I have only one retrievable memory of being a baby. I was sitting on the floor in the kitchen at Colebrook. My vantage point was shin height. The legs of the table and chairs were the jungle through which I would crawl. The old patterned linoleum stretched out before me with its intersecting yellowed lines of red and green.* For years this floor functioned as a giant grid of roads, highways and overpasses on which my sister and I would drive matchbox cars and build Lego houses.
On the other side of the room, was an object that captured my interest. I do not recall what this object was but I was intent on getting my hands on it.
I had only recently learned how to walk and I remember asking my one year old self, if I should walk or crawl across the room to get to this object. I decided to crawl. I knew that I would get there quicker in this way, without the interruption of losing my balance and falling over.
What interests me about this memory is that though I may have had a few words in my vocabulary at this time, I would have been largely pre-verbal.
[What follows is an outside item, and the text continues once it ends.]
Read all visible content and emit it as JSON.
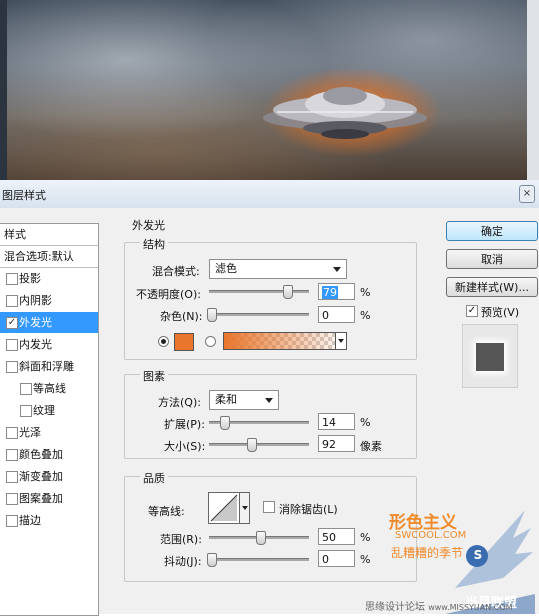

I would not have been able to vocalise this brief internal dialogue. But I was able to think about it and make a decision based on a knowledge of my own strengths and weaknesses in the area of perambulation.
* Years later my sister and I had both, at different times, visited the house and almost wept when we discovered that the lino had been replaced with a bland timber veneer and the door jamb where our heights had been measured, had been repainted.
And now, as I scroll through hundreds of google images of 1950’s linoleum, I find my heart beating a little faster at the prospect of perhaps finding that familiar pattern (no luck).